Pertamina menciptakan bisnis jangka panjang yang berorientasi pada penyediaan energi bersih di sektor transportasi dan mengembangkan ekosistem kendaraan listrik. Melalui anak usahanya, PT Pertamina Power and Renewable Energy (NRE), pihaknya menjajaki bisnis perdagangan karbon melalui pemanfaatan hutan tropis melalui pengembangan proyek solusi berbasis alam (NBS).
Direktur Utama PT Pertamina EBT Dannif Danusaputro menyatakan Pertamina akan terus berkiprah di bisnis penyediaan energi untuk kendaraan angkut. Namun, perlahan-lahan beralih dari sumber energi minyak dan gas alam menuju energi hidrogen hijau dan hidrogen biru.
“Untuk bisnis EBT, kami akan lebih banyak di sektor transportasi dan industri.

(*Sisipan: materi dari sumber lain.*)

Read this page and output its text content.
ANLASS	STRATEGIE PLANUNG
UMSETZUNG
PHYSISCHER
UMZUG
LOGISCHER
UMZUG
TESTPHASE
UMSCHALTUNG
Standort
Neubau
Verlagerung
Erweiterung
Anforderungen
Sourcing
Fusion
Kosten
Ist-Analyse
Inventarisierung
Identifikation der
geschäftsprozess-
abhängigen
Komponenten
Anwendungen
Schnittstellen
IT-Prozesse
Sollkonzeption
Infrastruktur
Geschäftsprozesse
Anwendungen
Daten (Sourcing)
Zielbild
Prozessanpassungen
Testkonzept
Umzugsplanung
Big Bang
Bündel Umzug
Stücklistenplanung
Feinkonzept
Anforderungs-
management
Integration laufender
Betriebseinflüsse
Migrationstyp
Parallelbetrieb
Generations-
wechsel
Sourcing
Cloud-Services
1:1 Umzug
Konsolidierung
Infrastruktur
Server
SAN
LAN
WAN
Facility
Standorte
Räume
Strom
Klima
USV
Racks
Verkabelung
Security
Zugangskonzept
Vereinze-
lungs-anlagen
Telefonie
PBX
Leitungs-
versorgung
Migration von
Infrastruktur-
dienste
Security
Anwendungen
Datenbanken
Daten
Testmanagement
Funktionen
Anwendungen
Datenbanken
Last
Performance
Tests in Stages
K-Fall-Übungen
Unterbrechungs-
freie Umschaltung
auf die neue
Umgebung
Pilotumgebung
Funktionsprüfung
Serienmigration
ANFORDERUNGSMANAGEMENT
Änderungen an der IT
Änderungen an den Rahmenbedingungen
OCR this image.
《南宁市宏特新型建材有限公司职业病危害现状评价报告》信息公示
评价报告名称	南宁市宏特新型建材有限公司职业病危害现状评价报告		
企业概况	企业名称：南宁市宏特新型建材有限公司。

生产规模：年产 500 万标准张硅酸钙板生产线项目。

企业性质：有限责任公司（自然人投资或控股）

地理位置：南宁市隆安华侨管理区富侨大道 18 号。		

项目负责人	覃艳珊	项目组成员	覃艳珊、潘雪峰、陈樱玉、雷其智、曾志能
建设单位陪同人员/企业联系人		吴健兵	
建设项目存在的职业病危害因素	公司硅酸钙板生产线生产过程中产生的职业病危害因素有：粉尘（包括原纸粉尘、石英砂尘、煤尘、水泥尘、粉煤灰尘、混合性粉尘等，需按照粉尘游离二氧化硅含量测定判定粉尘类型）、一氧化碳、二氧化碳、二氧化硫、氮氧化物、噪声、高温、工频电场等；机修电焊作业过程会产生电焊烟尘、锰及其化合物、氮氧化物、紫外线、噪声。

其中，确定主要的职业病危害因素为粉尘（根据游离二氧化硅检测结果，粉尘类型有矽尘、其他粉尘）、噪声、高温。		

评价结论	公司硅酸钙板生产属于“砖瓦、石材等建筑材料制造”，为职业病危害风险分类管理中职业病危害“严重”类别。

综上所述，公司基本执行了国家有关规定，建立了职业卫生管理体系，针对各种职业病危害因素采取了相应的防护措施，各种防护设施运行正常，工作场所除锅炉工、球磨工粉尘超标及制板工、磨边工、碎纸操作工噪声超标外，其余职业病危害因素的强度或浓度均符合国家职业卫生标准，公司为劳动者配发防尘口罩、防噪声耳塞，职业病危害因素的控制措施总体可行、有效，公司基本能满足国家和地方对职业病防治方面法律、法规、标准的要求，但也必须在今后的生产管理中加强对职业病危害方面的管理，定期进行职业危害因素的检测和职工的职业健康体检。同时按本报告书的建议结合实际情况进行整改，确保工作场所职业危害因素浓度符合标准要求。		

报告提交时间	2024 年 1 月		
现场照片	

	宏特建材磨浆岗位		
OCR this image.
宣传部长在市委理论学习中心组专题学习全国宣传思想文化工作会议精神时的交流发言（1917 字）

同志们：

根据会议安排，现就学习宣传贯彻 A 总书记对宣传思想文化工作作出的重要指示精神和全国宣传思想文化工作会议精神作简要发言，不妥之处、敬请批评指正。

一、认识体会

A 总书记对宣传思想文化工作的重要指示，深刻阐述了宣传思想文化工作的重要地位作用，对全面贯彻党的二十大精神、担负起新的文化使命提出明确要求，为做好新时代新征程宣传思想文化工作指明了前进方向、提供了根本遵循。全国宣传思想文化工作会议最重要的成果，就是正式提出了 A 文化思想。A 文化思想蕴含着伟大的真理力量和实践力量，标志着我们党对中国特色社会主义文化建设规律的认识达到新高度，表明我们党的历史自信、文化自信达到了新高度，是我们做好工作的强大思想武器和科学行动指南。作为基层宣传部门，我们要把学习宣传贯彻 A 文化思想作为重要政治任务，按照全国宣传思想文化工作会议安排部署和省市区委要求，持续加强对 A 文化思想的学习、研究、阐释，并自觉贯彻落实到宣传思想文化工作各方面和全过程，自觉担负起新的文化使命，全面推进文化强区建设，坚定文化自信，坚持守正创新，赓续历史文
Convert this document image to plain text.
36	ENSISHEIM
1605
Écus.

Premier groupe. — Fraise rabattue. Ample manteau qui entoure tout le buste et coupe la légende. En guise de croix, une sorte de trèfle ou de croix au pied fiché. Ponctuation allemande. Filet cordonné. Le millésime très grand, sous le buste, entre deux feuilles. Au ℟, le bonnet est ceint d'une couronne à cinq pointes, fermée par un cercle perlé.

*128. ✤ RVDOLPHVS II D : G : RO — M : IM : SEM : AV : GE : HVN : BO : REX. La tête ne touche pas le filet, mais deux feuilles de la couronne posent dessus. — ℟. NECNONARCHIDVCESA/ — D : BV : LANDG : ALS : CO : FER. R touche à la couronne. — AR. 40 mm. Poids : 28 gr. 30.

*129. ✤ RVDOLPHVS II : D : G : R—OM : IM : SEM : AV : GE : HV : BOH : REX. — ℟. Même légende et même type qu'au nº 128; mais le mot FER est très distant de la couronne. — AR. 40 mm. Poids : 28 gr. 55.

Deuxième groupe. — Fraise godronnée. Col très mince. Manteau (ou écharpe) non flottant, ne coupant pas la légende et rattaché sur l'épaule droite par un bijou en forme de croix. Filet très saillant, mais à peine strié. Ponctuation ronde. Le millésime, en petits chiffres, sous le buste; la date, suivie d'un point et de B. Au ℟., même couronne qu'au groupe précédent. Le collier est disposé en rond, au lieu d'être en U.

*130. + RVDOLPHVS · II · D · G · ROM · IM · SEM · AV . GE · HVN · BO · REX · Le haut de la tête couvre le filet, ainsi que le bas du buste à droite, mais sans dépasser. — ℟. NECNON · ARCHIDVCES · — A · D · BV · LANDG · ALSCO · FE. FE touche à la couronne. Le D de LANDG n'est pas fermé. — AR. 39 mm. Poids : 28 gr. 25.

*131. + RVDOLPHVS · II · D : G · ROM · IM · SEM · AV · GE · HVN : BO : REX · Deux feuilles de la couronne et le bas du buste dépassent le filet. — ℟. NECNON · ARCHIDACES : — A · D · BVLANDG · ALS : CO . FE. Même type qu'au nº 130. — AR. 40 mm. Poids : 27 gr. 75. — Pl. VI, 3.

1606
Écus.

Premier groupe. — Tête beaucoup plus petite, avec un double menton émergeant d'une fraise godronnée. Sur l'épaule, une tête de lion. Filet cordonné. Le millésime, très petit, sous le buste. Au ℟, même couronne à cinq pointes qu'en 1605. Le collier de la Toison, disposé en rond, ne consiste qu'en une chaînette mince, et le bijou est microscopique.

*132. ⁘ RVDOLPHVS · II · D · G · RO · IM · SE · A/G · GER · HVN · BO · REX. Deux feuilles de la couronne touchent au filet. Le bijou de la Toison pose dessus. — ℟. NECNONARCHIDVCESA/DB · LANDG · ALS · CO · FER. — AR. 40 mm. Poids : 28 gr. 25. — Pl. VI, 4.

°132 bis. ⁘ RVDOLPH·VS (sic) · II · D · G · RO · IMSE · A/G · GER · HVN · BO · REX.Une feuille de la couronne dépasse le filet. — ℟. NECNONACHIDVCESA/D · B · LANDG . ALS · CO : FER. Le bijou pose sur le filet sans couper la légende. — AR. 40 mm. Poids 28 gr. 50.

Pasalnya, produk kami banyak digunakan untuk transportasi dengan hasil akhir BBM yang banyak,” ujar Dannif dalam webinar, Kamis (22/12). ).
Kemudian, bisnis pengadaan energi hidrogen akan disalurkan ke sektor transportasi truk pickup penerbangan, maritim, dan niaga yang cukup sulit menggunakan baterai sebagai sumber energi. “Kami akan mempromosikan ini untuk hidrogen,” kata Dannif.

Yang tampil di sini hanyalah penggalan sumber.